The Sunder standard library already supported a find function on byte slices, so cut only ended up taking a handful of lines to implement:

func cut(
    str: []byte,
    separator: []byte
) std::optional[[struct { var prefix: []byte; var suffix: []byte; }]] {
    alias T = struct { var prefix: []byte; var suffix: []byte; };

    var index = std::str::find(str, separator);
    if index.is_empty() {
        return std::optional[[T]]::EMPTY;
    }

    var index = index.value();
    return std::optional[[T]]::init_value((:T){
        .prefix = str[0:index],
        .suffix = str[index+countof(separator):countof(str)],
    });
}

This implementation of cut was added to Sunder's standard library as std::str::cut in commit 4b0296c. Shortly after the addition, I was able to replace a bunch of std::str::split and std::str::split_with_allocator calls with equivalent std::str::cut calls across my scratch repo. This instance was particularly satisfying to replace. At the time when the code was originally written, I was frustrated at how inelegant the call to std::str::split_with_allocator was when I knew the result of the split operation fit into fixed size list of two elements. Looking at that code now, it is obvious that the operation was a tool for cut!

Footnotes

1. Sunder does have a u8 type, but u8 and byte are distinct. The two types have identical size and alignment, but arithmetic operators such as addition and subtraction will produce a compile-time error when used on byte values. The type []u8 means "slice of unsigned 8-bit integers" whereas the type []byte means "slice of bytes" or "byte string".
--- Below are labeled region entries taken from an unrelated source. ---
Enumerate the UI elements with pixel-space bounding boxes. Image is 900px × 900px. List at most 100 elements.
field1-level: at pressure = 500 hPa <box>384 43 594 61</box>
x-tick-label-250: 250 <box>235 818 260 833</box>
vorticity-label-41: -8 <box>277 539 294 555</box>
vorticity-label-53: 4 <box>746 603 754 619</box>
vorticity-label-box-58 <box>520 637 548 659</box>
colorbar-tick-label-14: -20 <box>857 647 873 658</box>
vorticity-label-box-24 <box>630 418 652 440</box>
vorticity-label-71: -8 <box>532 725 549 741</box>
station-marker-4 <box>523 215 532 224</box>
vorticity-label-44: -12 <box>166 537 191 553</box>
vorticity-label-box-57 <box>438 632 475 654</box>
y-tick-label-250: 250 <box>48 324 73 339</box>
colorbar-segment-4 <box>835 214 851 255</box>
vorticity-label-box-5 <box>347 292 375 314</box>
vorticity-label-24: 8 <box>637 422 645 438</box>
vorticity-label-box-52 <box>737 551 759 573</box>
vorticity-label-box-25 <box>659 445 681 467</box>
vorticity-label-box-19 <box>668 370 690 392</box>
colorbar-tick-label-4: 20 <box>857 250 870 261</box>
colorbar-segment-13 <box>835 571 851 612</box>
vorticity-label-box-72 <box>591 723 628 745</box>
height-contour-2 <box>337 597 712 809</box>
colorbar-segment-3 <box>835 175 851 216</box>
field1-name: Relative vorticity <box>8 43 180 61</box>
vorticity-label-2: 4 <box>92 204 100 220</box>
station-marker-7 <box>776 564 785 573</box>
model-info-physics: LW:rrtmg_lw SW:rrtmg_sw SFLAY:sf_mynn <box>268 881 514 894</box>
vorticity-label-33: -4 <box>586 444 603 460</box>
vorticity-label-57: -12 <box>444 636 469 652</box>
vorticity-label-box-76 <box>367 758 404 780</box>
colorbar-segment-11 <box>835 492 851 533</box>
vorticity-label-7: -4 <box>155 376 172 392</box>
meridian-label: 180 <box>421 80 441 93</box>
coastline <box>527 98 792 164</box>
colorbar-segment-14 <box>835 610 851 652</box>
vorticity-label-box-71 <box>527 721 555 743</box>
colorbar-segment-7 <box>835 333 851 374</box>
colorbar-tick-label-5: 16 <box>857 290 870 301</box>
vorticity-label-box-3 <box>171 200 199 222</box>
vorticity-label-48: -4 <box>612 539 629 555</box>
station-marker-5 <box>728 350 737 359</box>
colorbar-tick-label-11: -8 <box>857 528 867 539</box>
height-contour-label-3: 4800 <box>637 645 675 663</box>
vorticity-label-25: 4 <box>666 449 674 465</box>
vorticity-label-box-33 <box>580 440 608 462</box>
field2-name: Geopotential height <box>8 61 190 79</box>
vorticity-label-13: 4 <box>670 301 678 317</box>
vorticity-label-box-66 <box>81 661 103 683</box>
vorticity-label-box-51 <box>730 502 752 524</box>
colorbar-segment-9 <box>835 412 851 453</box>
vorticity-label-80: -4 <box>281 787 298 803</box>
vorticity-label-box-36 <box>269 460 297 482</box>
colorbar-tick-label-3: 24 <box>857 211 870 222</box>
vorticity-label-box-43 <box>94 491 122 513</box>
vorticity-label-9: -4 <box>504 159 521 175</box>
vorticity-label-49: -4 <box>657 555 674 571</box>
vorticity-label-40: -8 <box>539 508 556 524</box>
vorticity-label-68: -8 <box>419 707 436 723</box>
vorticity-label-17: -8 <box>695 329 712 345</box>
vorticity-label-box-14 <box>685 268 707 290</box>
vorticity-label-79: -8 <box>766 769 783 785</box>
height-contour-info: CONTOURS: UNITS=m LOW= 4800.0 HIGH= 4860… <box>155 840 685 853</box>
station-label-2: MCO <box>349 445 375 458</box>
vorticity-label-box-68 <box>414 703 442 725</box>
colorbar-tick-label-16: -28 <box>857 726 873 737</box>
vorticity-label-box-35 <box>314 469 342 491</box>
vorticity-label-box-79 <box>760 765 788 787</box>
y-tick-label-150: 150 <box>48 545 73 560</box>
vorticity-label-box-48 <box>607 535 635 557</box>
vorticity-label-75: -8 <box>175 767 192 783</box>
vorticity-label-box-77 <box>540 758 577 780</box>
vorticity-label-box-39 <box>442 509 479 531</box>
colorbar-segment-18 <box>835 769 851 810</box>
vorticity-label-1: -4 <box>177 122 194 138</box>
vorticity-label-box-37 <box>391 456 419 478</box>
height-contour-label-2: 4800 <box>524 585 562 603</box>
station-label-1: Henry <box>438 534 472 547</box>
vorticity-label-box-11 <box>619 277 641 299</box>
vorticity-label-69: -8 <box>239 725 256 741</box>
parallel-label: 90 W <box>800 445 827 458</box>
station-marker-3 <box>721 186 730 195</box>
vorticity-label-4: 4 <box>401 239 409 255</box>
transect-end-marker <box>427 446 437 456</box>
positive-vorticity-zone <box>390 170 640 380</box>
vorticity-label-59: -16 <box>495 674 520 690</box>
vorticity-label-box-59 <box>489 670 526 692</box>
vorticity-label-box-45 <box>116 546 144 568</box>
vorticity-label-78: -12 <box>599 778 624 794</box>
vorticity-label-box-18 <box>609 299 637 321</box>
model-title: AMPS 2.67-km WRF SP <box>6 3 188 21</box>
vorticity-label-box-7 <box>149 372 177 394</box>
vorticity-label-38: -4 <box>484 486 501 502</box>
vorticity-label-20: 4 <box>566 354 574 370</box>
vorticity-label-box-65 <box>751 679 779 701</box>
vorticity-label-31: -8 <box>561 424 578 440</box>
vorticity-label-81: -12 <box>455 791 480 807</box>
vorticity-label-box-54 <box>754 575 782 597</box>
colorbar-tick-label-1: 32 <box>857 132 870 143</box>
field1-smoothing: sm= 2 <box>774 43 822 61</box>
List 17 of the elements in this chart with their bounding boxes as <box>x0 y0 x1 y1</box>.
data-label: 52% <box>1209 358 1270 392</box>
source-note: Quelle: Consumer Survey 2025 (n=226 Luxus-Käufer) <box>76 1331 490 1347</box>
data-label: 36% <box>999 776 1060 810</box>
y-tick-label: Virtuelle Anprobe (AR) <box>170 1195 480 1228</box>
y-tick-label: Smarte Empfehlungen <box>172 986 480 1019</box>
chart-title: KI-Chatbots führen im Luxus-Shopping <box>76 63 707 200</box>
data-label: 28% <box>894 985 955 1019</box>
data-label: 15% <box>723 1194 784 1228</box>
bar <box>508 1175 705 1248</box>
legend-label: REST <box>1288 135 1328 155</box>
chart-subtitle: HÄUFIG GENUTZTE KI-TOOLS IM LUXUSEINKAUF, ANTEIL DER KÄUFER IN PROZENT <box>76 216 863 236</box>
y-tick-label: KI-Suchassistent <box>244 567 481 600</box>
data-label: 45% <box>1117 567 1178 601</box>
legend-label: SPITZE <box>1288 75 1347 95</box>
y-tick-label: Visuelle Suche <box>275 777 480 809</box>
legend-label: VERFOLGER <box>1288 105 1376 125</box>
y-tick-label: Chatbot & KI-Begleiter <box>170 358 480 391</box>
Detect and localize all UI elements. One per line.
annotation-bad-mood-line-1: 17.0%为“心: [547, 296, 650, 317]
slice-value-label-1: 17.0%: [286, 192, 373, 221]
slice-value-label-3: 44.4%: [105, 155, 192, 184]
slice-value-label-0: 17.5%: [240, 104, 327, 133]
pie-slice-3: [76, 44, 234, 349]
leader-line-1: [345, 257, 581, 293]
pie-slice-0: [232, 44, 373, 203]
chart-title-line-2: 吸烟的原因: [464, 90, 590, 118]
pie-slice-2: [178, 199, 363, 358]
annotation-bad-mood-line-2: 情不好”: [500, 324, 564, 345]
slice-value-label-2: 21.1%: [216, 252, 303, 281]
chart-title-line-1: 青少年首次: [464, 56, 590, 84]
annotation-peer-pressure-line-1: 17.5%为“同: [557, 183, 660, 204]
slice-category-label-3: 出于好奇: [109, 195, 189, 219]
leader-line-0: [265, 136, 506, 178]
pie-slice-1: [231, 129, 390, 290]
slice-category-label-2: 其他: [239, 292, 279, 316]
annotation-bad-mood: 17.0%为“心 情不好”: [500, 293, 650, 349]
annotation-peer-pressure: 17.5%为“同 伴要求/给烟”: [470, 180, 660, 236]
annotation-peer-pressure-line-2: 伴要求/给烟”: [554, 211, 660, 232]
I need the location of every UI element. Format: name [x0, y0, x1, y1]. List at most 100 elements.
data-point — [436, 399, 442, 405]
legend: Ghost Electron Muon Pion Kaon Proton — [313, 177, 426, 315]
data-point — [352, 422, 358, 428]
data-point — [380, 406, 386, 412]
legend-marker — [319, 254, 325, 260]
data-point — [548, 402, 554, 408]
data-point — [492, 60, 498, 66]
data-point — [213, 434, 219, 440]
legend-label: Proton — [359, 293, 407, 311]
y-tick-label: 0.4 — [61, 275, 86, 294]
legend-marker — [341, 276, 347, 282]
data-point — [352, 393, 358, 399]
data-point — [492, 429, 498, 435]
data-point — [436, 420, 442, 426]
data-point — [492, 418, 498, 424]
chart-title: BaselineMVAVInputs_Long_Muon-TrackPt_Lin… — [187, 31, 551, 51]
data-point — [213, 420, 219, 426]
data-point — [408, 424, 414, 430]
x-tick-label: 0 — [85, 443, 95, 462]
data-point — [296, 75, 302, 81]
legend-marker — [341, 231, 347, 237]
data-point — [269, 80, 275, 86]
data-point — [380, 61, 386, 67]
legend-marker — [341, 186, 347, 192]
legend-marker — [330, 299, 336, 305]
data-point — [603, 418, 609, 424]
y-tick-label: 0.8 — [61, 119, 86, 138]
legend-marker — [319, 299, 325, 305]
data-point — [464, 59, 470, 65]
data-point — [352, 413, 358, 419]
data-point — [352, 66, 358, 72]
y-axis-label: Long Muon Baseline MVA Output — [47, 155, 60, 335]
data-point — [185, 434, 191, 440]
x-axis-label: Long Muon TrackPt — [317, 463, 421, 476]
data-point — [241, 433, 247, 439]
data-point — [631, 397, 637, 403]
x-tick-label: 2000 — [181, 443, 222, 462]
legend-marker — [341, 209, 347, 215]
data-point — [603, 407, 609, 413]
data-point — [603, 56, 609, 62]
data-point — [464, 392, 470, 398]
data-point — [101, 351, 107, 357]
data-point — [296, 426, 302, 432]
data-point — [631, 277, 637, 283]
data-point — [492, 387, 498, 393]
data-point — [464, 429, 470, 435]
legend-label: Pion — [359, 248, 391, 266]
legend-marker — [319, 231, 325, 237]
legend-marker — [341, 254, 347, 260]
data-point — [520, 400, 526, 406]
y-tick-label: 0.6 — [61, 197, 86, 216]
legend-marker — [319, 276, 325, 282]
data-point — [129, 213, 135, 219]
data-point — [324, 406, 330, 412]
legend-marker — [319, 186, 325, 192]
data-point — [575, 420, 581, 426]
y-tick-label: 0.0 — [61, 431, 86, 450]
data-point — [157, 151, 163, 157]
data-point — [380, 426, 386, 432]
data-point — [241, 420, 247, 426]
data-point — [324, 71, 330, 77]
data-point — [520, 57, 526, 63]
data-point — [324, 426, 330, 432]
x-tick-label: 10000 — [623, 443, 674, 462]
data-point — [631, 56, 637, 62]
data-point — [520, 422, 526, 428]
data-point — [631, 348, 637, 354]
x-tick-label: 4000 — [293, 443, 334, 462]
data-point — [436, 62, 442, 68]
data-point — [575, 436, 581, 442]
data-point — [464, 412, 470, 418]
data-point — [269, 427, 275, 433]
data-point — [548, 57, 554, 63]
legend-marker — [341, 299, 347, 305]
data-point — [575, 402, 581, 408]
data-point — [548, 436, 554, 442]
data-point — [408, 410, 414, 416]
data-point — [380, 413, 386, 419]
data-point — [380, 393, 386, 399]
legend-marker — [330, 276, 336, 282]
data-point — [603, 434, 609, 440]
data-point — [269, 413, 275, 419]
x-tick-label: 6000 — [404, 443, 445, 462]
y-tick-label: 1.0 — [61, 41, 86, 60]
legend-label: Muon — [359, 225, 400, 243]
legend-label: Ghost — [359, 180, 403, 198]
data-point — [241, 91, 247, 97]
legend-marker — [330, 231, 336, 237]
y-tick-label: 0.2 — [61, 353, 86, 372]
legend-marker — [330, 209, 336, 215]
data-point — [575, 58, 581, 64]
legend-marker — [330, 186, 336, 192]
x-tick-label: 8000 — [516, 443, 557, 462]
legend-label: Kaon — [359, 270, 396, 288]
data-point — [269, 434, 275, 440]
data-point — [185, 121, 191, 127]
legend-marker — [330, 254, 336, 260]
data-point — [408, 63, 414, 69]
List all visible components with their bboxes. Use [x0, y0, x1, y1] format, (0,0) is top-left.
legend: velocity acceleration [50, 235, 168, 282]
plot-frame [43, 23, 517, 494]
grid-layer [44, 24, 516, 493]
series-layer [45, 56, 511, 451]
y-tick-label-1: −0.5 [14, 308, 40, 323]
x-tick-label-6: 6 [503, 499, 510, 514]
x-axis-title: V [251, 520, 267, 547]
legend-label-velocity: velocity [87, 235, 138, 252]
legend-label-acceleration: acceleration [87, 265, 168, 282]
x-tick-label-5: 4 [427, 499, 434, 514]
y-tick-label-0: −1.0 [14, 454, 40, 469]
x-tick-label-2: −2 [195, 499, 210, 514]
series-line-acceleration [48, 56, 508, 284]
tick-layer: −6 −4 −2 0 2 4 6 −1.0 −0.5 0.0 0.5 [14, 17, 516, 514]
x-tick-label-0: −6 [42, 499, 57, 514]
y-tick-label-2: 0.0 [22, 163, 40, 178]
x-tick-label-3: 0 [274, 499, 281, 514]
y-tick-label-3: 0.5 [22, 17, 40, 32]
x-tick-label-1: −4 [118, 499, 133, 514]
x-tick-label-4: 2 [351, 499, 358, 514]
2. Anonymous structs and unions were originally added to Sunder in commits 203d581 and d94fc90 to simplify type definitions, with the inlining of std::_result_union into std::result in commit 8bccfb1 as a motivating example. It was only after reading Three Different Cuts that I realized anonymous structs and unions could also be useful in defining one-off named tuples for function return types.